Developing and maintaining a positive mental attitude is perhaps the single most important thing a person with hepatitis C can do for themselves. The messages we tell ourselves dictate not only our moods and behaviour but can also have a powerful impact on our physical condition.
This is not the same as feeling happy - it's about creating a whole new outlook despite how you may feel. Evidence suggests that many people with long-term chronic illness who are able to maintain a positive attitude experience a slower progression of their condition and often show better responses to treatment.
Some people find adopting a positive attitude harder than others, and adding hepatitis C into the picture is a further hindrance. Below are some pointers that may be of use:
Remembering you are NOT your disease
Initially a diagnosis of hepatitis C eclipses everything in your life. You may spend hours on the internet researching the virus, talking to other sufferers and exploring all the treatment options with doctors and alternative medicine practitioners.

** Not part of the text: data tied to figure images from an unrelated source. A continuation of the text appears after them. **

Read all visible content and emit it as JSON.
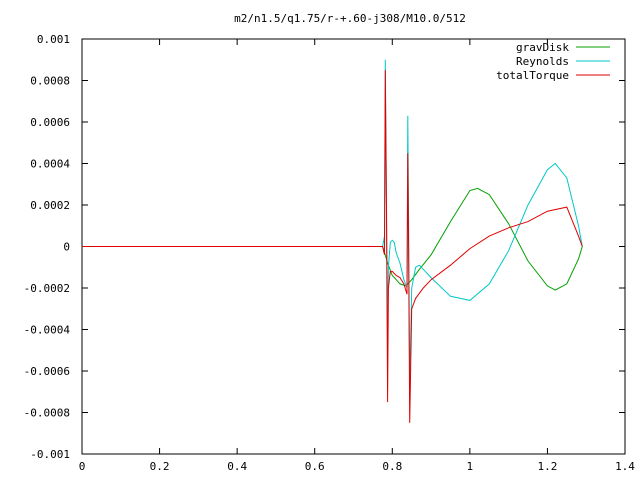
{
  "chart_data": {
    "type": "line",
    "title": "m2/n1.5/q1.75/r-+.60-j308/M10.0/512",
    "xlabel": "",
    "ylabel": "",
    "xlim": [
      0,
      1.4
    ],
    "ylim": [
      -0.001,
      0.001
    ],
    "grid": false,
    "legend_position": "top-right",
    "x_ticks": [
      "0",
      "0.2",
      "0.4",
      "0.6",
      "0.8",
      "1",
      "1.2",
      "1.4"
    ],
    "y_ticks": [
      "0.001",
      "0.0008",
      "0.0006",
      "0.0004",
      "0.0002",
      "0",
      "-0.0002",
      "-0.0004",
      "-0.0006",
      "-0.0008",
      "-0.001"
    ],
    "series": [
      {
        "name": "gravDisk",
        "color": "#00a000",
        "points": [
          [
            0,
            0
          ],
          [
            0.775,
            0
          ],
          [
            0.78,
            -3e-05
          ],
          [
            0.79,
            -9e-05
          ],
          [
            0.8,
            -0.00014
          ],
          [
            0.81,
            -0.00016
          ],
          [
            0.82,
            -0.00018
          ],
          [
            0.835,
            -0.00019
          ],
          [
            0.84,
            -0.00018
          ],
          [
            0.85,
            -0.00016
          ],
          [
            0.87,
            -0.00011
          ],
          [
            0.9,
            -4e-05
          ],
          [
            0.95,
            0.00012
          ],
          [
            1.0,
            0.00027
          ],
          [
            1.02,
            0.00028
          ],
          [
            1.05,
            0.00025
          ],
          [
            1.1,
            0.00011
          ],
          [
            1.15,
            -7e-05
          ],
          [
            1.2,
            -0.00019
          ],
          [
            1.22,
            -0.00021
          ],
          [
            1.25,
            -0.00018
          ],
          [
            1.28,
            -6e-05
          ],
          [
            1.29,
            0.0
          ]
        ]
      },
      {
        "name": "Reynolds",
        "color": "#00c8c8",
        "points": [
          [
            0,
            0
          ],
          [
            0.775,
            0
          ],
          [
            0.78,
            5e-05
          ],
          [
            0.782,
            0.0009
          ],
          [
            0.785,
            0.0002
          ],
          [
            0.788,
            -0.00045
          ],
          [
            0.79,
            -0.0001
          ],
          [
            0.795,
            2e-05
          ],
          [
            0.8,
            3e-05
          ],
          [
            0.805,
            2e-05
          ],
          [
            0.81,
            -3e-05
          ],
          [
            0.82,
            -8e-05
          ],
          [
            0.83,
            -0.00016
          ],
          [
            0.838,
            -0.0002
          ],
          [
            0.84,
            0.00063
          ],
          [
            0.842,
            0.0001
          ],
          [
            0.845,
            -0.00068
          ],
          [
            0.85,
            -0.0002
          ],
          [
            0.86,
            -0.0001
          ],
          [
            0.87,
            -9e-05
          ],
          [
            0.9,
            -0.00015
          ],
          [
            0.95,
            -0.00024
          ],
          [
            1.0,
            -0.00026
          ],
          [
            1.05,
            -0.00018
          ],
          [
            1.1,
            -2e-05
          ],
          [
            1.15,
            0.0002
          ],
          [
            1.2,
            0.00037
          ],
          [
            1.22,
            0.0004
          ],
          [
            1.25,
            0.00033
          ],
          [
            1.28,
            0.0001
          ],
          [
            1.29,
            0.0
          ]
        ]
      },
      {
        "name": "totalTorque",
        "color": "#e00000",
        "points": [
          [
            0,
            0
          ],
          [
            0.775,
            0
          ],
          [
            0.78,
            -4e-05
          ],
          [
            0.782,
            0.00085
          ],
          [
            0.785,
            0.00015
          ],
          [
            0.788,
            -0.00075
          ],
          [
            0.79,
            -0.0002
          ],
          [
            0.795,
            -0.00012
          ],
          [
            0.8,
            -0.00012
          ],
          [
            0.81,
            -0.00014
          ],
          [
            0.82,
            -0.00015
          ],
          [
            0.83,
            -0.00018
          ],
          [
            0.838,
            -0.00023
          ],
          [
            0.84,
            0.00045
          ],
          [
            0.842,
            0.0
          ],
          [
            0.845,
            -0.00085
          ],
          [
            0.85,
            -0.0003
          ],
          [
            0.86,
            -0.00025
          ],
          [
            0.88,
            -0.0002
          ],
          [
            0.9,
            -0.00016
          ],
          [
            0.95,
            -9e-05
          ],
          [
            1.0,
            -1e-05
          ],
          [
            1.05,
            5e-05
          ],
          [
            1.1,
            9e-05
          ],
          [
            1.15,
            0.00012
          ],
          [
            1.2,
            0.00017
          ],
          [
            1.25,
            0.00019
          ],
          [
            1.28,
            5e-05
          ],
          [
            1.29,
            0.0
          ]
        ]
      }
    ]
  }
}
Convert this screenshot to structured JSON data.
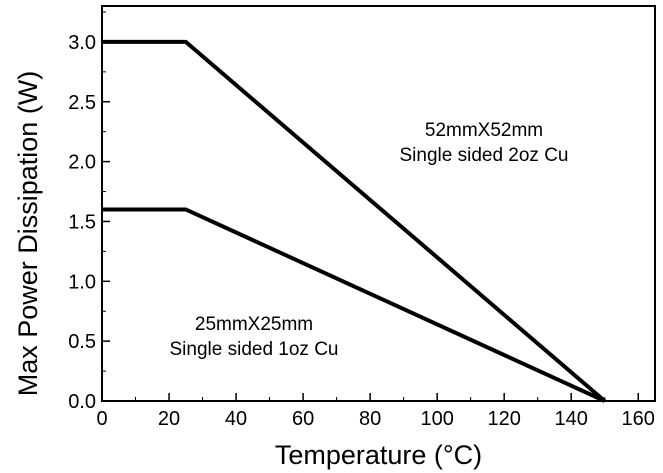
{
  "chart_data": {
    "type": "line",
    "title": "",
    "xlabel": "Temperature (°C)",
    "ylabel": "Max Power Dissipation (W)",
    "xlim": [
      0,
      165
    ],
    "ylim": [
      0,
      3.3
    ],
    "xticks": [
      0,
      20,
      40,
      60,
      80,
      100,
      120,
      140,
      160
    ],
    "yticks": [
      0.0,
      0.5,
      1.0,
      1.5,
      2.0,
      2.5,
      3.0
    ],
    "xtick_labels": [
      "0",
      "20",
      "40",
      "60",
      "80",
      "100",
      "120",
      "140",
      "160"
    ],
    "ytick_labels": [
      "0.0",
      "0.5",
      "1.0",
      "1.5",
      "2.0",
      "2.5",
      "3.0"
    ],
    "grid": false,
    "legend": "none",
    "series": [
      {
        "annotation": [
          "52mmX52mm",
          "Single sided 2oz Cu"
        ],
        "color": "#000000",
        "x": [
          0,
          25,
          150
        ],
        "y": [
          3.0,
          3.0,
          0.0
        ]
      },
      {
        "annotation": [
          "25mmX25mm",
          "Single sided 1oz Cu"
        ],
        "color": "#000000",
        "x": [
          0,
          25,
          150
        ],
        "y": [
          1.6,
          1.6,
          0.0
        ]
      }
    ]
  }
}
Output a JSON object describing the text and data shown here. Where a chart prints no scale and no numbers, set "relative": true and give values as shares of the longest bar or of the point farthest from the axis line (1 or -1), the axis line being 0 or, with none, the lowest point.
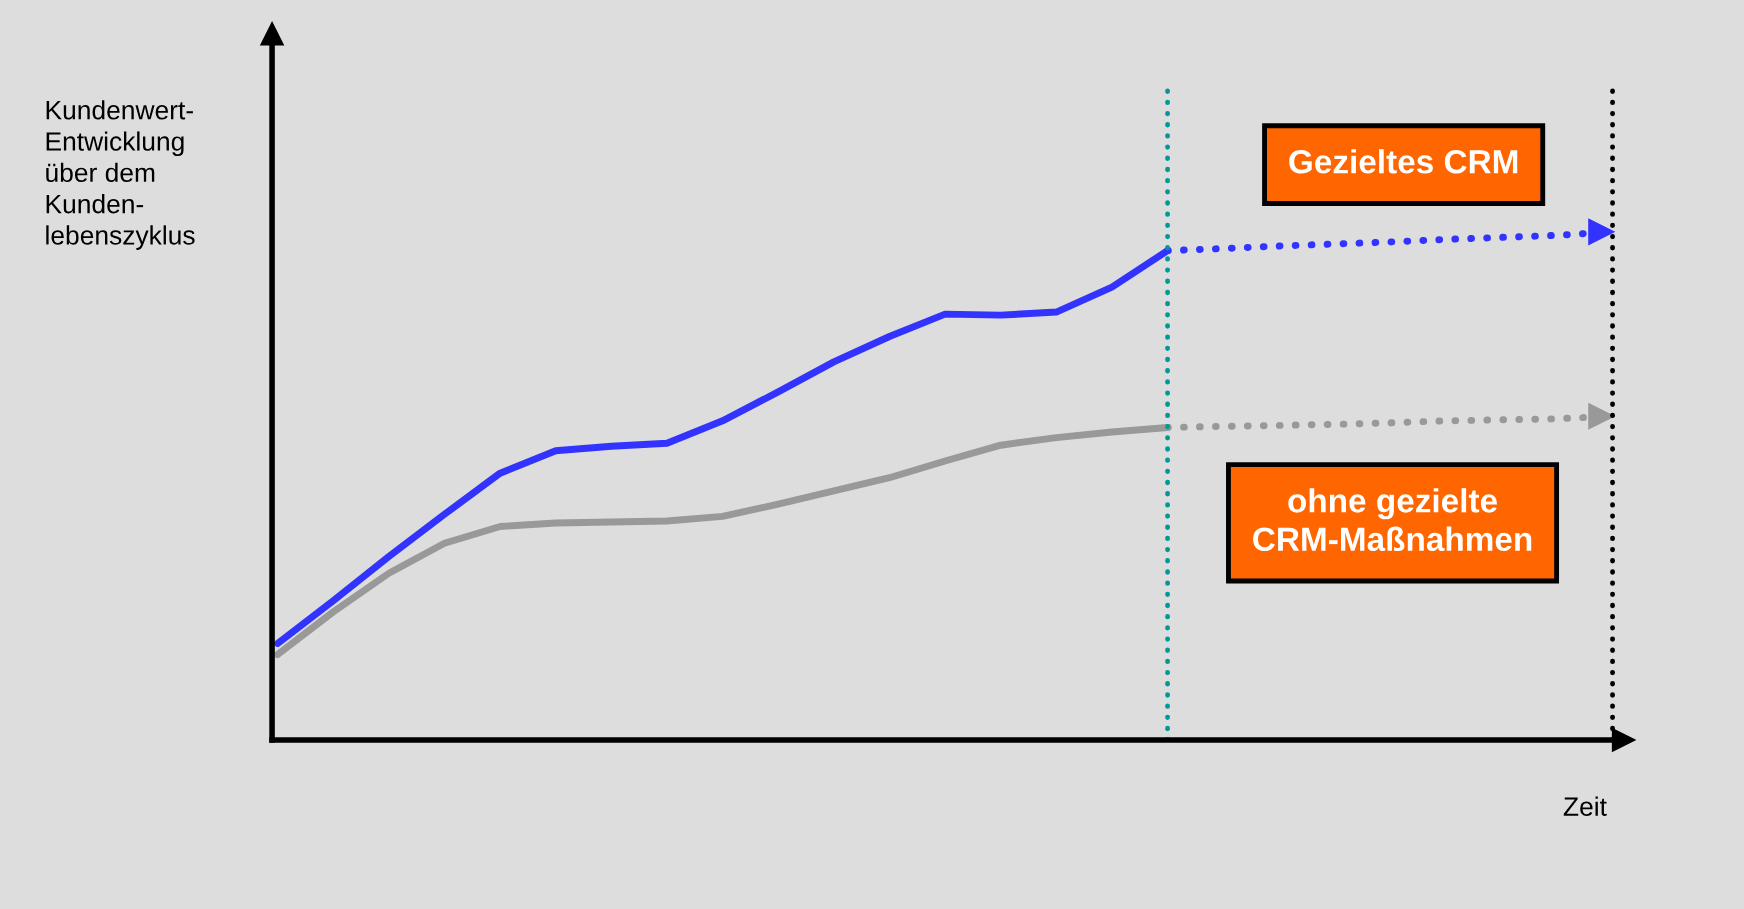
{
  "chart_data": {
    "type": "line",
    "relative": true,
    "ylabel": "Kundenwert-\nEntwicklung\nüber dem\nKunden-\nlebenszyklus",
    "xlabel": "Zeit",
    "annotations": [
      "Gezieltes CRM",
      "ohne gezielte\nCRM-Maßnahmen"
    ],
    "categories": [
      null,
      null,
      null,
      null,
      null,
      null,
      null,
      null,
      null,
      null,
      null,
      null,
      null,
      null,
      null,
      null,
      null,
      null,
      null,
      null,
      null,
      null,
      null,
      null,
      null
    ],
    "series": [
      {
        "color": "#3333ff",
        "line_style": "solid",
        "values": [
          0.19,
          0.274,
          0.361,
          0.444,
          0.525,
          0.569,
          0.578,
          0.584,
          0.628,
          0.685,
          0.744,
          0.794,
          0.838,
          0.836,
          0.842,
          0.891,
          0.963,
          null,
          null,
          null,
          null,
          null,
          null,
          null,
          null
        ]
      },
      {
        "color": "#3333ff",
        "line_style": "dotted",
        "values": [
          null,
          null,
          null,
          null,
          null,
          null,
          null,
          null,
          null,
          null,
          null,
          null,
          null,
          null,
          null,
          null,
          0.963,
          0.967,
          0.972,
          0.976,
          0.98,
          0.985,
          0.989,
          0.993,
          1
        ]
      },
      {
        "color": "#999999",
        "line_style": "solid",
        "values": [
          0.168,
          0.252,
          0.328,
          0.387,
          0.42,
          0.427,
          0.429,
          0.431,
          0.44,
          0.464,
          0.49,
          0.516,
          0.549,
          0.58,
          0.595,
          0.606,
          0.615,
          null,
          null,
          null,
          null,
          null,
          null,
          null,
          null
        ]
      },
      {
        "color": "#999999",
        "line_style": "dotted",
        "values": [
          null,
          null,
          null,
          null,
          null,
          null,
          null,
          null,
          null,
          null,
          null,
          null,
          null,
          null,
          null,
          null,
          0.615,
          0.617,
          0.619,
          0.621,
          0.624,
          0.628,
          0.63,
          0.632,
          0.637
        ]
      }
    ]
  }
}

In this environment it becomes easy to lose sight of the person you were before your diagnosis, and you may start seeing yourself defined in terms of your disease. This is not only untrue but potentially very destructive.
The qualities that make you the person you are will remain. If you choose to define yourself in terms of your hepatitis C status, then people around you may do so too. You do not stop to being a good father, wife, tiddlywinks player or pub quizmaster when you find out you have hepatitis C.
The people who live most successfully with the virus are the ones who have reached an acknowledgement of the virus in terms of treatment, diet and lifestyle but do not let it restrict them from the life they would otherwise choose to live.
Living in the present
Today matters, tomorrow is unknown and yesterday is history. Many hepatitis C patients find it difficult to live in the present. You might be haunted by questions from the past like "how did I catch this?" or concerns about the future like "what kind of life will I have with this virus?"
While it is only natural to want to know how you became infected, ultimately it does not change your situation. There may be a temptation to give yourself a hard time about your behaviour if it may have led to you catching hepatitis C. This will only result in dragging yourself down further and further.
Those who are able to live in the present, accept their circumstances and embrace what each day has to offer will find it much easier to maintain that important positive attitude.
What are the ten things that you feel grateful for today? How quickly you can name the ten is a good indicator of your state of mind. In the midst of dealing with hepatitis C it can be easy to lose sight of those things which would otherwise be a great source of joy or support.
Seeking out and celebrating those things which you are grateful for is a powerful way of reminding yourself about the positive things in your life. While most people will think of the love and support of family and friends, some psychologists argue it’s just as important to remember the small stuff. They advocate writing a daily list of the ten things you are grateful for (with no repetition).
At first it might be difficult but it does get easier to recognise the small things worth noting that make life more pleasant - the rain stopped when you had to go out, next door’s teenagers have given up their heavy metal ambitions or you found a parking meter which still had plenty of time left on it. Setting yourself the exercise of finding things to be grateful for is guaranteed to lift your spirits.
Setting yourself realistic goals
It is part of the human condition to want to grow and develop. We do this all the time by setting ourselves goals, from learning to cook a new dish to bringing down the golf handicap. Setting and achieving goals is a powerful boost for anyone.
For those with hepatitis C, goals may revolve around treatment, how fast you get back to work or how quickly you feel like your old self. While achieving goals is a great tonic, setting unrealistic goals and therefore setting yourself up to fail is destructive. No-one likes to fail.
Repeated failure means you will only give yourself a hard time at a period in your life when you need to learn to be kind to yourself.
Laughter as medicine
The ultimate physical manifestation of a positive attitude is laughter and for a treatment that is absolutely free the benefits are astonishing. Laughter boosts the body’s level of natural painkillers – endorphins - and it suppresses the stress hormone epinephrine.
A good giggle provides a fantastic workout for the body’s immune system. It increases the number of virus-attacking T cells, boosts the blood chemical transmissions in the nervous system and stimulates the production of the antibodies that fight all sorts of infections. And if all that isn't enough, a good belly laugh is a great cardiovascular workout, raising and lowering the heart rate and blood pressure, enhancing alertness and memory, and lifting depression.
The best part of all is that this treatment can be practised anywhere, by people in any state of health and it immediately makes them the kind of person other people enjoy being around.
The bad stuff
With all that a positive attitude and a good laugh have going for them, why is it often so difficult for people to embrace them? One school of thought is that a negative attitude serves some purpose for certain individuals. It means that others will try to cheer you up or solve your problems. Nothing is ever your fault and you absolve yourself of any responsibility if a course of action doesn’t work out the way you planned. It also means that others have no expectations of you.
A negative attitude towards your health may mean that you accept that your health will not improve and there is no need to plan for a future where your health has improved.
That kind of negative thinking can become a self-fulfilling prophecy. When the benefits of a positive attitude are so well documented, even if it is difficult to achieve, it must surely be worth the effort.